Marcel Winatschek

The Wolf Sweater Saves Fashion Week

Fashion had mostly given up by 2010. Not formally—the shows kept running, the magazines kept printing—but somewhere between the H&M collaborations and the Ed Hardy plague, the sense that anyone was actually thinking had evaporated. Clothes were being made. People were wearing them. The gap between the two was enormous.

But there were people out there doing it right—mostly young, mostly not trying to prove anything—and I spent time that week looking at five of them.

Sian is fourteen, Australian, and apparently heavily invested in old George Clooney action films and Uma Thurman in her prime. Fine. What makes her interesting are the Doc Martens—proper ones, worn correctly, worn like they’re genuinely hers and not borrowed from someone’s costume box. Everything else in the picture is fine, but it’s the boots that do the work. She’s a redhead with good instincts and I’d bet on her.

Mara is seventeen and from Genoa—a city I couldn’t place on a map with any confidence, but which apparently produces girls who know how to wear a checked shirt. She wears hers with the ease of someone who grabbed it off a pile without thinking, which is the only correct way. Anything more deliberate and it reads as costume.

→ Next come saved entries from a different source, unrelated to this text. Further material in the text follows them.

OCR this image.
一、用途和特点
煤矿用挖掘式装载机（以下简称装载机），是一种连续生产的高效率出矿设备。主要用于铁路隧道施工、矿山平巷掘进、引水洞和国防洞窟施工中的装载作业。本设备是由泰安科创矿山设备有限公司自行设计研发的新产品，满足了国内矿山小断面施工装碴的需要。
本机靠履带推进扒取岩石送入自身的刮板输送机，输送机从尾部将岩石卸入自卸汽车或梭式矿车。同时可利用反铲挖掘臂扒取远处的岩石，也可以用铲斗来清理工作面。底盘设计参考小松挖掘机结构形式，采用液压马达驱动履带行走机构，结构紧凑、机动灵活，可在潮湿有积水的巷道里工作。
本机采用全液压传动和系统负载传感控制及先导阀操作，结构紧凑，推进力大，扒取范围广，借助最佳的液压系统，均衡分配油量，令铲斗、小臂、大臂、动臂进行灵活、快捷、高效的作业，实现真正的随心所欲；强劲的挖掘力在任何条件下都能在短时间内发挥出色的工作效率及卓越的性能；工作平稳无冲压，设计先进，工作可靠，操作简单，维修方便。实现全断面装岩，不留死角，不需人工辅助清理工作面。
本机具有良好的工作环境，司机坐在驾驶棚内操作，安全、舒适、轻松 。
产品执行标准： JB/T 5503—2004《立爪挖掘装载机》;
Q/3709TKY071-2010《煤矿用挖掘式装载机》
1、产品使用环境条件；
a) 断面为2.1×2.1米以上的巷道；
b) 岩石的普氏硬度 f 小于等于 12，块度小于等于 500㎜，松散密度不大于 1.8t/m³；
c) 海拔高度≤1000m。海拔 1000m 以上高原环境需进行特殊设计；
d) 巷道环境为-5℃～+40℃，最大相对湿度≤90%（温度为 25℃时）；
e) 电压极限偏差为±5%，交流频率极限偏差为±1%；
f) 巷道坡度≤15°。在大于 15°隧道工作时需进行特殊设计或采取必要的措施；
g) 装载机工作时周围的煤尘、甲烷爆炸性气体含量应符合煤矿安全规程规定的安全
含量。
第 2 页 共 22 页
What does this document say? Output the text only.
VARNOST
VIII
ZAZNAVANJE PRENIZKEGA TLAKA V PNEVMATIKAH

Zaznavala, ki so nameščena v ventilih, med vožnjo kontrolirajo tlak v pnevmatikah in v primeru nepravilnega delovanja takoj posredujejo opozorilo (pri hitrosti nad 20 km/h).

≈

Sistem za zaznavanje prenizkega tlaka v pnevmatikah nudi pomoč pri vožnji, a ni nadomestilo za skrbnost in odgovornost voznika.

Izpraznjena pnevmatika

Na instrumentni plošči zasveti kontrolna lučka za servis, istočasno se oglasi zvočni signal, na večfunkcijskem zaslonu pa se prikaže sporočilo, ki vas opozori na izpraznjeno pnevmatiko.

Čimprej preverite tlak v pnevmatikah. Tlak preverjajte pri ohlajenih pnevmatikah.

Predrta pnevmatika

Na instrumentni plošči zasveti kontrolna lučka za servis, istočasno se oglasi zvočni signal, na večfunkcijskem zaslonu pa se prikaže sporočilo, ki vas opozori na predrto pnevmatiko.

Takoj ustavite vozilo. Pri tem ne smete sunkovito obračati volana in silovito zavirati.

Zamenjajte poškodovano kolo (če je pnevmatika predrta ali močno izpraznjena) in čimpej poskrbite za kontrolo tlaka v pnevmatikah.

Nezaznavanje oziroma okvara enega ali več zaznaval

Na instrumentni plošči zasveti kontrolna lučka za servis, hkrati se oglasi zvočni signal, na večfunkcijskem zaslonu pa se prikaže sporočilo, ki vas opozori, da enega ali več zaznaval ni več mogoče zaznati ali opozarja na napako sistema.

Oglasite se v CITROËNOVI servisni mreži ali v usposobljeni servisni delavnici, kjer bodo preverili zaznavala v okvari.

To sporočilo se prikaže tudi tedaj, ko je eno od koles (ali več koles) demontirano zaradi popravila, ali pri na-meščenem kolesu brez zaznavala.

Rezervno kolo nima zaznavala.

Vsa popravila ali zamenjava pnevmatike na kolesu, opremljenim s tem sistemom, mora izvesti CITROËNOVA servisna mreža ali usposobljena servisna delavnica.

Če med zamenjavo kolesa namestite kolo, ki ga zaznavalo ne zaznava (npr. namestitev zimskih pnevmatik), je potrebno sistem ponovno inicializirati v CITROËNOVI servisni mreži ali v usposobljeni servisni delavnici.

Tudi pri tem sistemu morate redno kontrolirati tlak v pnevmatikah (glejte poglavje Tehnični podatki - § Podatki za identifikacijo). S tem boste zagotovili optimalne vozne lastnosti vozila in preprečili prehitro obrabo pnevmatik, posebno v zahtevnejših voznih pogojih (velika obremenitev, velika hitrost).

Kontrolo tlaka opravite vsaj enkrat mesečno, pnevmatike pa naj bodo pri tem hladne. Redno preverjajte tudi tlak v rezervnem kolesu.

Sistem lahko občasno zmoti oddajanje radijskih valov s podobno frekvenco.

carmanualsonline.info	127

Lin is from China and has the kind of face that makes clothes secondary. Style is half what you’re wearing and half how you’d look at 2am in a room with bad lighting, and Lin has the second half completely locked. The clothes aren’t bad either. And bare tits never hurt anyone’s argument.

Donal is from Dublin, too young to vote, and he’s wearing a grey sweater with a wolf on it. That’s the whole review. The sweater is perfect and I have nothing to add except that I hope wherever he goes from here, wolves remain involved.

Sammie is eighteen, from Sydney, denim jacket and ripped tights and a facial expression that reads as pleasantly, specifically unhinged—the kind of look that fashion houses spend fortunes trying to cast and almost never find, because it can’t be performed. You either have it or you don’t. She has it. The jacket helps, but it’s not the jacket.